Bizim yönümüz, yolumuz, sözümüz, özümüz doğrudur. Duruşumuz dosdoğrudur. İçine girdiğimiz hiçbir mücadelede yüzümüz hiç kara çıkmamıştır. İlk dönüm noktası 17 Mart 2024'te demokratik şölen havasında yapmayı planladığımız 14. Olağan Büyük Kurultayımızdır. MHP, Türk siyasetinde 55 yıllık köklü geçmişe dayanan millet ve tarih eseridir. 3 hilal, şehit ve gazilerimizin temiz kanlarının, gösterilen sabırların hikmetiyle varolagelmiştir.
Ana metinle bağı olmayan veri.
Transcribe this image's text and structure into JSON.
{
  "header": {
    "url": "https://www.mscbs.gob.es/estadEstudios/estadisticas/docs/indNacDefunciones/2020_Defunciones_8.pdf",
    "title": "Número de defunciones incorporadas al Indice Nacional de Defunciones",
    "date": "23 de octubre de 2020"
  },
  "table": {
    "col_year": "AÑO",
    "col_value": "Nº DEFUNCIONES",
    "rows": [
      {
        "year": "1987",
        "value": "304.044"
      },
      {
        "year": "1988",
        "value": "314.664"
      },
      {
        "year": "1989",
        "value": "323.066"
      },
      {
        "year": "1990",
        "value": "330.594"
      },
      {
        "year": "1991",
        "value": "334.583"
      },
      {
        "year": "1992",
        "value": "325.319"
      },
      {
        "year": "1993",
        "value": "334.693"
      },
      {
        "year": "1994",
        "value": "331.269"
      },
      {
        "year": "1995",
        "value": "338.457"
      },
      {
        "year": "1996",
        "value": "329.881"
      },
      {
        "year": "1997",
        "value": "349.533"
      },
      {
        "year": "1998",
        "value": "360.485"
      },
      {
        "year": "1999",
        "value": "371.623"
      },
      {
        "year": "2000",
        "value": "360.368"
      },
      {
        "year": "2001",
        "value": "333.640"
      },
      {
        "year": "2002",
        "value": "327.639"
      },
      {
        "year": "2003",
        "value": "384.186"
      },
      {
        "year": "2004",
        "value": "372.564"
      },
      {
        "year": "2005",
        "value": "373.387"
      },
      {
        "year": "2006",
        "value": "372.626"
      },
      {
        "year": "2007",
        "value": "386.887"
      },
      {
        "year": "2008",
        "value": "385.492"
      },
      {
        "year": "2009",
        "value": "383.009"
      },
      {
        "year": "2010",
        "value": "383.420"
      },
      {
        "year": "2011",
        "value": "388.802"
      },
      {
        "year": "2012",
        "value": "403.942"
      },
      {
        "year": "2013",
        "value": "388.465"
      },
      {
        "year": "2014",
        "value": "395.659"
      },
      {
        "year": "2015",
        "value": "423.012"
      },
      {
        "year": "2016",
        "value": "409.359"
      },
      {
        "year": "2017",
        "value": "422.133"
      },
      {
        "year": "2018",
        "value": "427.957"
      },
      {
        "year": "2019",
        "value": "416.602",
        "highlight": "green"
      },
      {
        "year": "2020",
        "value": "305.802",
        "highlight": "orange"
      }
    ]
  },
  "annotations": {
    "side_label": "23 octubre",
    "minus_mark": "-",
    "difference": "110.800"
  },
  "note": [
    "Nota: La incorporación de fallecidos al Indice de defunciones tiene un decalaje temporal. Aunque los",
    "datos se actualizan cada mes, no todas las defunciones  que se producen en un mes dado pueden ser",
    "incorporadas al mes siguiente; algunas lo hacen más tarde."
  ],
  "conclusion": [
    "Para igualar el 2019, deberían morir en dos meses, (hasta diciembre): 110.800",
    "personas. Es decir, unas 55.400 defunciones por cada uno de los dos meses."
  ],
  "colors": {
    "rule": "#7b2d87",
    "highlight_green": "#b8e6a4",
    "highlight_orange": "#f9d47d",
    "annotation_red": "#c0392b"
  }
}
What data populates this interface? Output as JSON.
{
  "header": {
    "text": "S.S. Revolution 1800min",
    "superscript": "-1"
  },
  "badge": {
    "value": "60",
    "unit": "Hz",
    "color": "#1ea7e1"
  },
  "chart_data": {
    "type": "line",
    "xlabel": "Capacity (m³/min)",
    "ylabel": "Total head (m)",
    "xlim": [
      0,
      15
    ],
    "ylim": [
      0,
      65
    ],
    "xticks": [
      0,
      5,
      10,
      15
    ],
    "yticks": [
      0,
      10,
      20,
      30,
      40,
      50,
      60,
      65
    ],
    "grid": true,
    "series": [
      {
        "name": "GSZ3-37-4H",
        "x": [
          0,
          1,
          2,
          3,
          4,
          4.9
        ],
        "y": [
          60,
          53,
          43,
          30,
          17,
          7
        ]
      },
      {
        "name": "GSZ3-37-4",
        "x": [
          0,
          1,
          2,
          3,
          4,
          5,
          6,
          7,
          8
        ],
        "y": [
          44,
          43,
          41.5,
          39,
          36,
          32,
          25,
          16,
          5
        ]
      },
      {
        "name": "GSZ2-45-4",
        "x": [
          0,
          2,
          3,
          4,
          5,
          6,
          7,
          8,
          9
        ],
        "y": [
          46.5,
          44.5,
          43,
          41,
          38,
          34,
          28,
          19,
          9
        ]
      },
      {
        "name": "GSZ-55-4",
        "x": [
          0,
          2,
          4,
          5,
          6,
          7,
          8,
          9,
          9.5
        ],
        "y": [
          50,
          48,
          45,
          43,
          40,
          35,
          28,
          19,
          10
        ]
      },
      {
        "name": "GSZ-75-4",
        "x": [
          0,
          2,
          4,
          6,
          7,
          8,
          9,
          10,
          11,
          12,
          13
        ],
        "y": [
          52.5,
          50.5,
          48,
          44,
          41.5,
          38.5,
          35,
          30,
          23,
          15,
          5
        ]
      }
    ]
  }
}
Büyük kurultayımız yeni yüzyılın şuurunu taşıyacak, yenilenmiş kadroların tayininde stratejik rol oynayacaktır. "Ben" değil "biz" diyen, kibri elinin tersiyle iten, hasbi bakan, çıkarlarını omuzlamak yerine davayı omuzlayan, orada burada saklanmayı tercih eden değil, her türlü iftira ve saldırılara göğüs geren kim varsa başımın gözümün üstündedir. Elbette onlarla yolumuz bir ve aynıdır. 14. Olağan Büyük Kurultayımız lider ülke Türkiye'nin adımıdır.

"CHP'DE İŞLER İYİCE SARPA SARMIŞ, ADAY TESPİTİ KRİZİ GÜN YÜZÜNE ÇIKMIŞTIR"

2024'te bizi bekleyen ikinci siyasi dönüm noktası da 31 Mart seçimleridir. Partimizin 55. yılı münasebetiyle 55'er isimden müteşekkil belediye başkan aday listelerimizin ilkini 10 Ocak, ikincisini 11 Ocak, üçüncüsünü de 15 Ocak'ta paylaştık. Bugüne kadar 165 adayımızı ilan ettik. Diğer adaylarımızı da kamuoyunun bilgisine sunmayı planlıyoruz. Diğer partiler de adaylarını açıklamaktadır. CHP'de işler iyice sarpa sarmış, aday tespitinde kriz ve karışıklık gün yüzüne çıkmıştır. İçeriden demlenen, dışarıdan yemlenen CHP yönetimi akli melekelerini kaybetmekle kalmamış istikametini hepten şaşırmıştır.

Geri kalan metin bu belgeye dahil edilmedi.